Sickle Cell Anaemia: Diagnosis and Treatment
BLOOD TEST:
• FBC and blood film. Hb is 6-8g/dL.
TREATMENT:
• Analgesics (pain relief), fluid therapy, blood transfusion, bone marrow transplant.
Thalassaemia
- Thalassaemia describes a defect in synthesis of either the alpha or beta Hb chains.
- An inherited disease (recessive).
Thalassaemia: Signs and Symptoms
- B-Thalassaemia -> Starts when HbA production begins/gamma chain ceases (usually later part of first year). Causes ‘failure to thrive’ and anaemia.

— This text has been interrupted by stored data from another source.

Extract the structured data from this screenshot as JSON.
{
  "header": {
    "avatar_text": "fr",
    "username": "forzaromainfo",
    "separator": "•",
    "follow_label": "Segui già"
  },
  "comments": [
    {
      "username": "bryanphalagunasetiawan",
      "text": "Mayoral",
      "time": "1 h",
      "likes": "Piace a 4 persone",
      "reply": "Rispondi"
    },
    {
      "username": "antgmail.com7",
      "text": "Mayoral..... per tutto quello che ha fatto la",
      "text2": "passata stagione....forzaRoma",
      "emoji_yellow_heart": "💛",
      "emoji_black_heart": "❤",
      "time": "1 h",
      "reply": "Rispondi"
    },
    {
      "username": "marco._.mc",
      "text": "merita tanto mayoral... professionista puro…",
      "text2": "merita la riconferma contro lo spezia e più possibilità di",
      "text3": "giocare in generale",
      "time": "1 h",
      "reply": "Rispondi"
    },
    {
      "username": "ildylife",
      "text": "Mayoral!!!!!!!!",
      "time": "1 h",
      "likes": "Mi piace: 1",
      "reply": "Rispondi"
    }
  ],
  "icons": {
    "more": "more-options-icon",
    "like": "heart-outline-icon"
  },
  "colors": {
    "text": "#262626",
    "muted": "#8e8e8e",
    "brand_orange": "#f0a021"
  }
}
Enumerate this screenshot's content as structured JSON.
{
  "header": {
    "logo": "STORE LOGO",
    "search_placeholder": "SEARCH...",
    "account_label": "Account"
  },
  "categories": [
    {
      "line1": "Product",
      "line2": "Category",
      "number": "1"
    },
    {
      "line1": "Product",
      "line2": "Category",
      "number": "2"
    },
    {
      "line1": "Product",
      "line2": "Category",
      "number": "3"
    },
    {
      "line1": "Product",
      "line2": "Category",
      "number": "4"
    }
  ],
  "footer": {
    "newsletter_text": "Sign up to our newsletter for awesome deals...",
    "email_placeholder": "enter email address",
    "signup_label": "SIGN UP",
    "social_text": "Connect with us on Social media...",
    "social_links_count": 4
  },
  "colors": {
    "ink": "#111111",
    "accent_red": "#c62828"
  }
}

- A-Thalassaemia -> Can be lethal in utero in severe cases (‘major’). Signs/symptoms of anaemia, jaundice, splenomegaly, hepatomegaly. To compensate haemolysis, bone marrow proliferation (mostly skull/ribs).
Haemolytic Disease of the Newborn
- Occurs when the mother produces Anti-Rhesus antibodies that cross the placenta.
- The antibodies bind to the foetal rhesus antigens, causing agglutination & haemolysis.
- Sensitisation occurs with the first baby producing maternal antibodies against rhesus.
- The greatest possibility of sensitisation occurs at delivery, so the first born child is normally unaffected.
- Anti-Rhesus antibodies can be given during pregnancy to bind to Rhesus antigens and block them.